Лушка позволила себе самое минимальное движение. Самое минимальное. Руки псих-президента как-то смешно отмахнулись, будто были пустые и их подхватило ветром. Лушка стояла вкопанно, глаза непримиримо тлели.
— Подворотня… — начал снова псих-президент.
Но его прервали. Его неуважительно не дослушали.
— Дядя, да ты же за подворотню десять лет отдашь!
— Вон!.. — приказал псих-президент и простер руку к двери, как пролетарский вождь на площади.
Она, с сожалением преодолев желание устроить в кабинете небольшой погром, а псих-президенту показать кусочек карате, осталась на месте.
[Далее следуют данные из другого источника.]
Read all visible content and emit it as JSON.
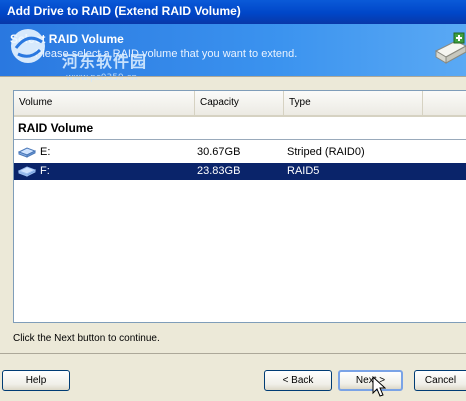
{
  "window": {
    "title": "Add Drive to RAID (Extend RAID Volume)"
  },
  "banner": {
    "title": "Select RAID Volume",
    "subtitle": "Please select a RAID volume that you want to extend.",
    "watermark": "河东软件园",
    "watermark_url": "www.pc0359.cn"
  },
  "list": {
    "columns": [
      "Volume",
      "Capacity",
      "Type"
    ],
    "group": "RAID Volume",
    "rows": [
      {
        "volume": "E:",
        "capacity": "30.67GB",
        "type": "Striped (RAID0)",
        "selected": false
      },
      {
        "volume": "F:",
        "capacity": "23.83GB",
        "type": "RAID5",
        "selected": true
      }
    ]
  },
  "hint": "Click the Next button to continue.",
  "buttons": {
    "help": "Help",
    "back": "< Back",
    "next": "Next >",
    "cancel": "Cancel"
  },
  "colors": {
    "selection": "#0a246a",
    "banner": "#3b93ef",
    "titlebar": "#0046c8"
  }
}
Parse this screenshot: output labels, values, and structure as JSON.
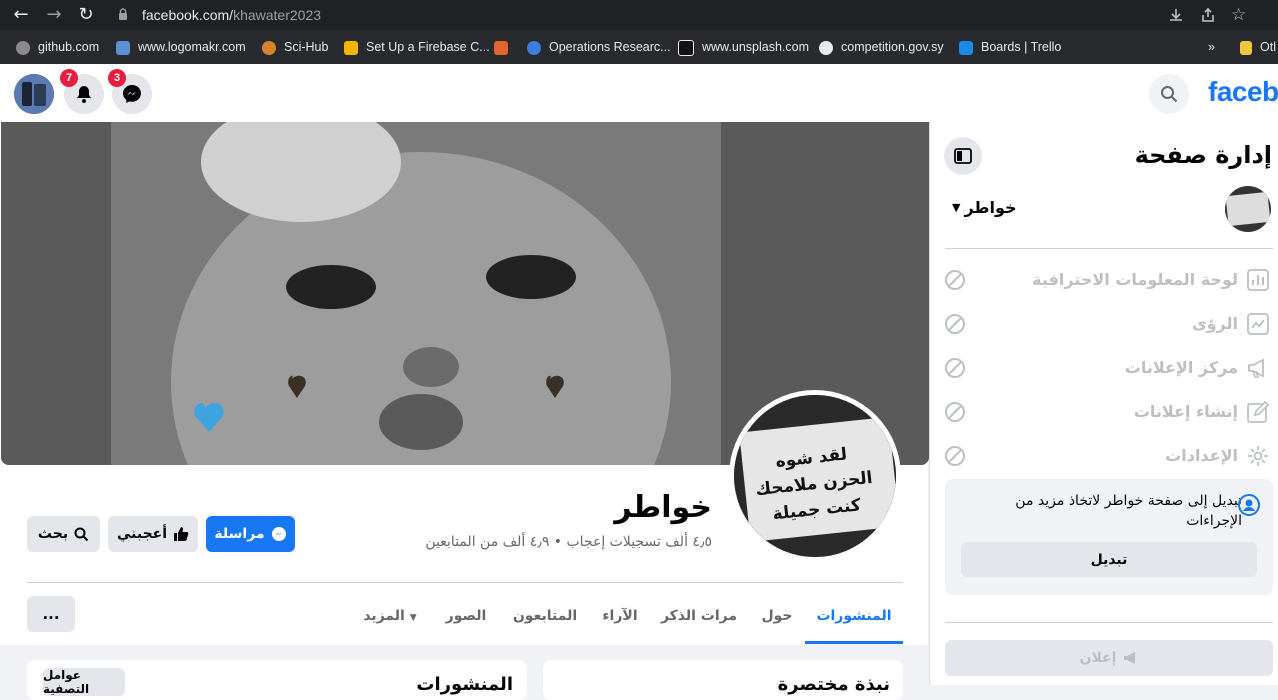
{
  "browser": {
    "url_host": "facebook.com/",
    "url_path": "khawater2023",
    "bookmarks": [
      {
        "label": "github.com",
        "color": "#8a8a8a"
      },
      {
        "label": "www.logomakr.com",
        "color": "#5b8fd6"
      },
      {
        "label": "Sci-Hub",
        "color": "#d9822b"
      },
      {
        "label": "Set Up a Firebase C...",
        "color": "#f5b400"
      },
      {
        "label": "",
        "color": "#e0642b"
      },
      {
        "label": "Operations Researc...",
        "color": "#3b7dd8"
      },
      {
        "label": "www.unsplash.com",
        "color": "#111111"
      },
      {
        "label": "competition.gov.sy",
        "color": "#e8eaed"
      },
      {
        "label": "Boards | Trello",
        "color": "#1e88e5"
      }
    ],
    "bookmarks_more": "»",
    "bookmarks_other": "Otl"
  },
  "header": {
    "logo_text": "faceb",
    "notifications_count": "7",
    "messenger_count": "3"
  },
  "profile": {
    "name": "خواطر",
    "stats": "٤٫٥ ألف تسجيلات إعجاب • ٤٫٩ ألف من المتابعين",
    "cover_text": "",
    "pic_caption": "لقد شوه الحزن ملامحك كنت جميلة"
  },
  "actions": {
    "message": "مراسلة",
    "like": "أعجبني",
    "search": "بحث"
  },
  "tabs": [
    {
      "label": "المنشورات",
      "active": true
    },
    {
      "label": "حول",
      "active": false
    },
    {
      "label": "مرات الذكر",
      "active": false
    },
    {
      "label": "الآراء",
      "active": false
    },
    {
      "label": "المتابعون",
      "active": false
    },
    {
      "label": "الصور",
      "active": false
    },
    {
      "label": "المزيد",
      "active": false
    }
  ],
  "more_menu": "...",
  "bottom": {
    "left_chip": "عوامل التصفية",
    "left_title": "المنشورات",
    "right_title": "نبذة مختصرة"
  },
  "sidebar": {
    "title": "إدارة صفحة",
    "page_name": "خواطر",
    "items": [
      {
        "label": "لوحة المعلومات الاحترافية",
        "icon": "chart-icon"
      },
      {
        "label": "الرؤى",
        "icon": "insights-icon"
      },
      {
        "label": "مركز الإعلانات",
        "icon": "megaphone-icon"
      },
      {
        "label": "إنشاء إعلانات",
        "icon": "pencil-icon"
      },
      {
        "label": "الإعدادات",
        "icon": "gear-icon"
      }
    ],
    "switch_text": "تبديل إلى صفحة خواطر لاتخاذ مزيد من الإجراءات",
    "switch_button": "تبديل",
    "ad_button": "إعلان"
  }
}
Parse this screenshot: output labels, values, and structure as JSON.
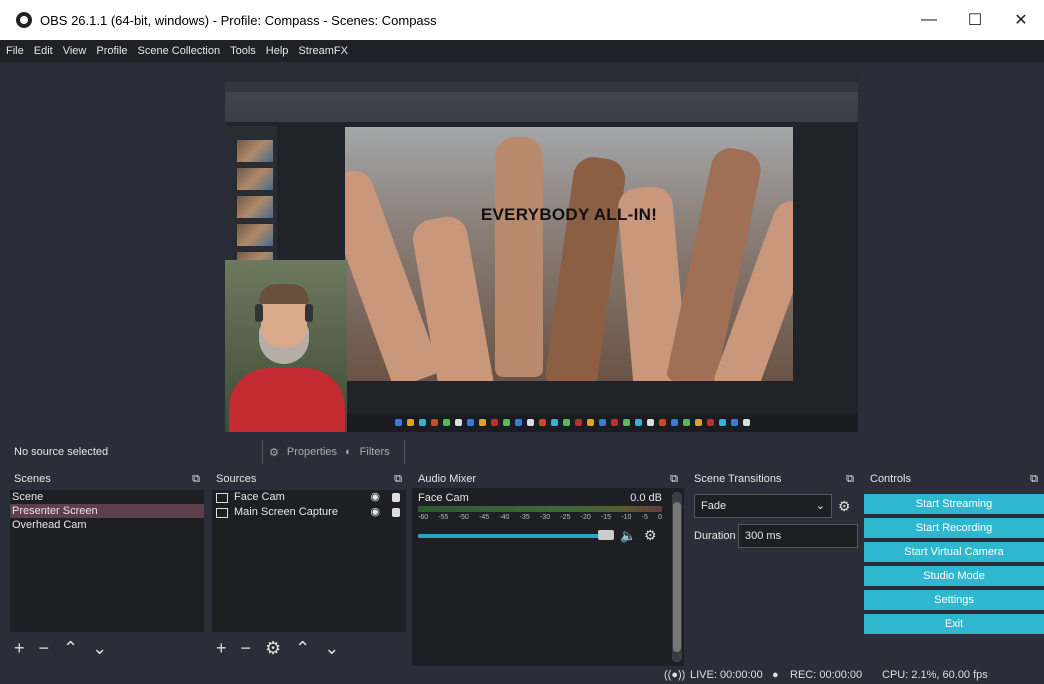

Лечил все-таки, подумала она. Да и какая проблема, у нее и держаться-то не за что. И вообще Лушка не понимает, чего у мужиков за дитячье пристрастие к тому, что вовсе не для них существует, — в младенчестве не докормились, что ли? Все равно теперь поздно. Не наполнишься. Бедняги, так и живут голодные, вдруг пожалела Лушка и посмотрела на псих-президента почти с сочувствием.
От неопределенной джокондовской улыбки псих-президент неосмотрительно моргнул и внезапно деловой походкой направился за свой стол, где взял первую попавшуюся историю болезни — может, и Лушкину, — и больше не поднимал глаз, будто Лушки не было и прошедшего не существовало.
А так и запишет, как повернул, поняла Лушка. Что я у него тут валялась и за штаны хватала. И неизвестно, что там еще наворочено. Пополам бы — и за окно!
Псих-президент с недоумением развернулся к окну.
Скажу — и выбросит, мстительно подумала Лушка. Но опять медлила, опять ничего такого не совершила. Да какая мне разница. Как все, так и я. Пусть пишет что хочет.
— Продует вас, Олег Олегович, — сказала Лушка. — Простудитесь.
И, повернувшись к главному больному спиной, неторопливо вышла.
Лист уколол палец. Лушка отдернула руку. Влажная тряпка зацепилась за зазубренный край и склонила ветвь к оплетенному веревкой ящику, который служил для пальмы отдельной планетой. Извини, встрепенулась Лушка. Я задумалась и забыла.
А вот бы она мне ответила: это ты извини, потому что я тебя не узнала.
Да, сказала бы я, от меня распространились сумерки, я чувствую их до сих пор. Я думала, что у нее он прощения просил, а у меня нет. Я думала — со мной можно хоть как. Хотя могла научить этой всякой культуре в пять минут — хоть через плечо, хоть через колено. Хочешь знать — непонятно, почему я не сделала этого… Ну вот, я вытерла тебе последний лист. Так тебе лучше?